Thursday, March 22, 2018
Often times donor relations professionals are tasked with many things under the sun to support our fundraising partners. The next newest shiny idea, something someone saw from another organization, a great idea dropped in a meeting. But what happens when you only focus on the icing and not the cake? I often liken it to buying a beautiful expensive new dress but not spending time and money on the undergarments. You look a hot mess- no matter how expensive or fancy the dress.
So do you have your ducks in a row? Meaning, if you don’t have the basics done right two things occur frequently. One, you can become overwhelmed quickly. More and more work piles up and then you forget about the most important things, the basics, the first two pillars of donor relations: acknowledgment and stewardship. The second thing that can happen is that one of your first two pillars isn't completed correctly and then the donor suffers. It doesn’t matter if you threw them the perfect birthday party, had a great million dollar donor event or did a splashy video if your acknowledgments take more than two weeks to get into the donor's hands or if their scholarship goes unawarded.
When you fail at the basics there’s no way to recover gracefully. You see the basics to a donor are fundamental and a given. You can do all the splash and cash you want with smoke and mirrors but if you don’t provide gratitude and impact, a donor's basic needs, the wants and desires don’t matter. Lipstick on a pig per se.
What does it take to get your ducks in a row? It takes a good deal of sticking to it, streamlining your processes and perfecting those tasks so that you can move on to the creative, the shiny, the flashy. Sometimes the simplest of things are the hardest to perfect. It’s why major chefs have job candidates make a simple omelet. If they can master that without burning the eggs then they can move on to much more complex gastronomy. But if you can’t get it together on the basics with then why are you trying the fancy stuff?
The same applies to donor relations. The basics may not seem extremely sexy or dynamic but when you don’t have them right, nothing else matters and donors lose faith in your organization.
So my question for you is how do you make an omelet? How do you help keep the focus on the basics in your shop? What do you need from us to help you do so?
As always we welcome your thoughts.
Thursday, March 1, 2018
Revamping and retooling any program can be a maddening enterprise full of twists and turns, lost directions and dead ends. But if you follow a path, you eventually will get there. Let's take the simple process of making changes to your acknowledgment system. Let's say you want to separate your receipts from your thank yous, which is of course a great idea. But how many steps could it possibly take you? Sometimes more than you know. And you may face rejection at every turn- Commonly, as a partner with nonprofits who want to change the way they do their work and the way they think about their donors, I am asked to help them manage through a process of change.
The common first roadblock I see to implementing a new way of working is not that people don't want to, or that there is a lack of leadership buy in, etc. It's simply because most non front line professionals stop at the first no. This is a key difference between those professionals that ask for money and those that do not. Those that ask for money are repeatedly faced with rejection, they've got an iron will and a passion for perseverance. A no may mean, come back later, ask for a different amount, or for a different project. As non front line professionals who don't deal with rejection on a daily basis, many of us stop at the first no. It's a great fear of many people to be rejected. This fear is so crippling that many people just don't ask at all. And what's the risk? Who has gotten fired for coming up with a new idea in nonprofit land? The answer is NO ONE.

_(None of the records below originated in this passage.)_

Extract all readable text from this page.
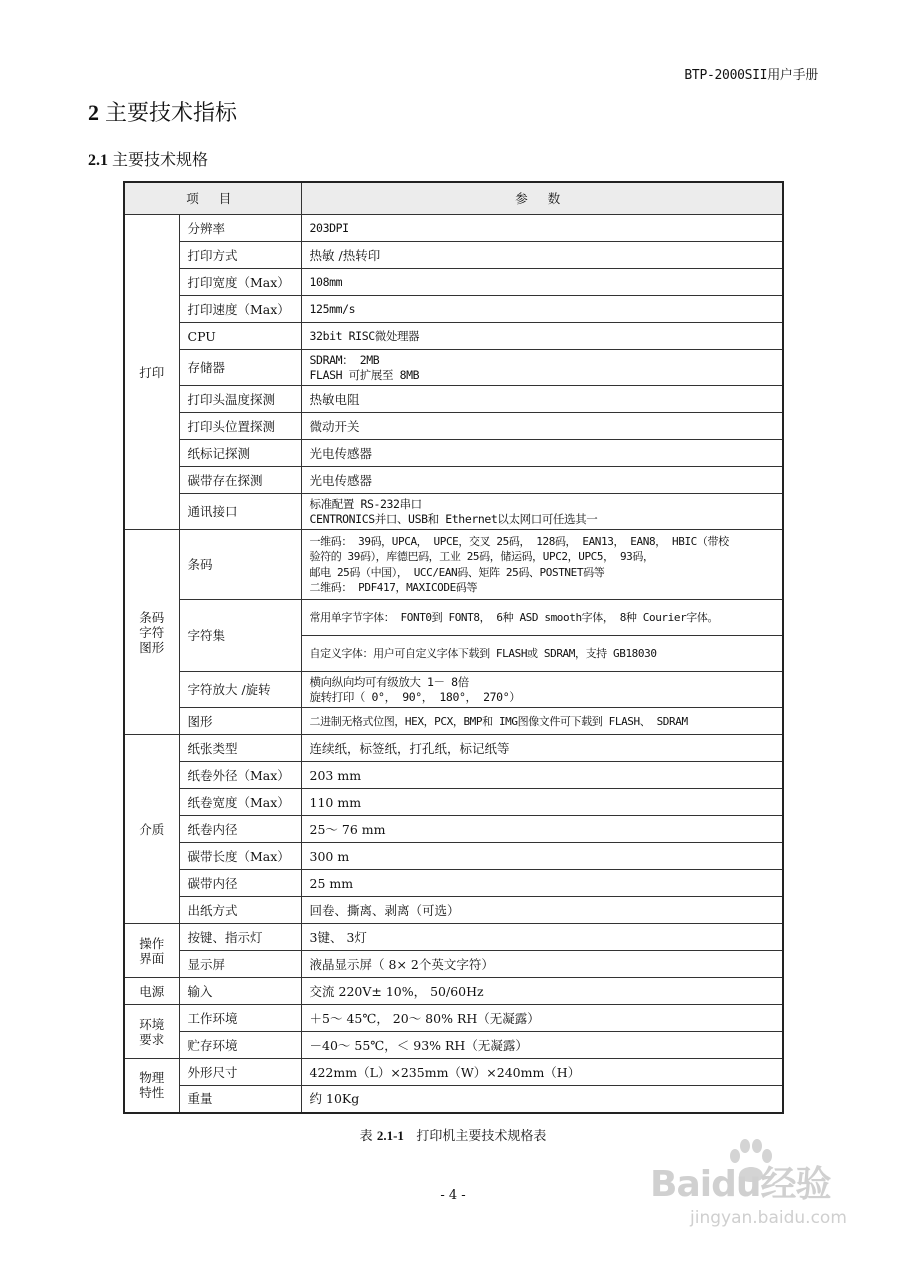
BTP-2000SII用户手册
2 主要技术指标
2.1 主要技术规格
项 目		参 数
打印	分辨率	203DPI
	打印方式	热敏 /热转印
	打印宽度（Max）	108mm
	打印速度（Max）	125mm/s
	CPU	32bit RISC微处理器
	存储器	SDRAM： 2MB
FLASH 可扩展至 8MB
	打印头温度探测	热敏电阻
	打印头位置探测	微动开关
	纸标记探测	光电传感器
	碳带存在探测	光电传感器
	通讯接口	标准配置 RS-232串口
CENTRONICS并口、USB和 Ethernet以太网口可任选其一
条码
字符
图形	条码	一维码： 39码，UPCA， UPCE，交叉 25码， 128码， EAN13， EAN8， HBIC（带校
验符的 39码），库德巴码，工业 25码，储运码，UPC2，UPC5， 93码，
邮电 25码（中国）， UCC/EAN码、矩阵 25码、POSTNET码等
二维码： PDF417，MAXICODE码等
	字符集	常用单字节字体： FONT0到 FONT8， 6种 ASD smooth字体， 8种 Courier字体。
		自定义字体：用户可自定义字体下载到 FLASH或 SDRAM，支持 GB18030
	字符放大 /旋转	横向纵向均可有级放大 1－ 8倍
旋转打印（ 0°， 90°， 180°， 270°）
	图形	二进制无格式位图，HEX，PCX，BMP和 IMG图像文件可下载到 FLASH、 SDRAM
介质	纸张类型	连续纸，标签纸，打孔纸，标记纸等
	纸卷外径（Max）	203 mm
	纸卷宽度（Max）	110 mm
	纸卷内径	25～ 76 mm
	碳带长度（Max）	300 m
	碳带内径	25 mm
	出纸方式	回卷、撕离、剥离（可选）
操作
界面	按键、指示灯	3键、 3灯
	显示屏	液晶显示屏（ 8× 2个英文字符）
电源	输入	交流 220V± 10%， 50/60Hz
环境
要求	工作环境	＋5～ 45℃， 20～ 80% RH（无凝露）
	贮存环境	－40～ 55℃，＜ 93% RH（无凝露）
物理
特性	外形尺寸	422mm（L）×235mm（W）×240mm（H）
	重量	约 10Kg
表 2.1-1 打印机主要技术规格表
- 4 -	Baidu经验
jingyan.baidu.com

Yup, I said it- don't stop at the first no. Not from your leadership, not from your peers, not from anyone (except the donor). So what does that mean? It means have some gumption, believe in your ideas, and stick with it! Stick to it ness is a fabulous trait in any industry but especially in donor relations. But before you accept that no, make sure you have a sound reason why they're saying no. Or as my friend Angie says, "help me understand".
So what are the alternatives to accepting the first no?
1. Get creative, complete a flanking maneuver, approach the problem from the side, figure out an alternative plan.
2. Make it someone else's idea- sometimes having someone else deliver your message is the ticket to success!
3. Beg forgiveness not permission! Sometimes you gotta act- I don't know anyone who got fired for doing something nice for their donors...
4. Ask again on another day! Just because there is a NO on a Tuesday doesn't mean that on a Friday afternoon the answer would be the same.
5. Maybe you should also try saying 'no' more yourself- What if you actually said it? it can be empowering- try it! The next time someone asks you to do something that you just can't wrap your head around (unless its a donor) try saying no!
6. Start embracing the no- LOVE IT! Learn to laugh at it- it's not the end of the world, seriously. No one dies if we make a mistake. It's gonna be ok.
It's time for you to keep it going, don't stop, get yourself some gumption and perseverance. You CAN do it, you CAN make change. Every step, every turn in the path, don't focus on the roadblocks, don't focus on the no. Focus instead on your success and that you are doing this for the donor. Know that the glory is in the process too and that by effecting change you too come out changed in the end result. Enjoy the journey.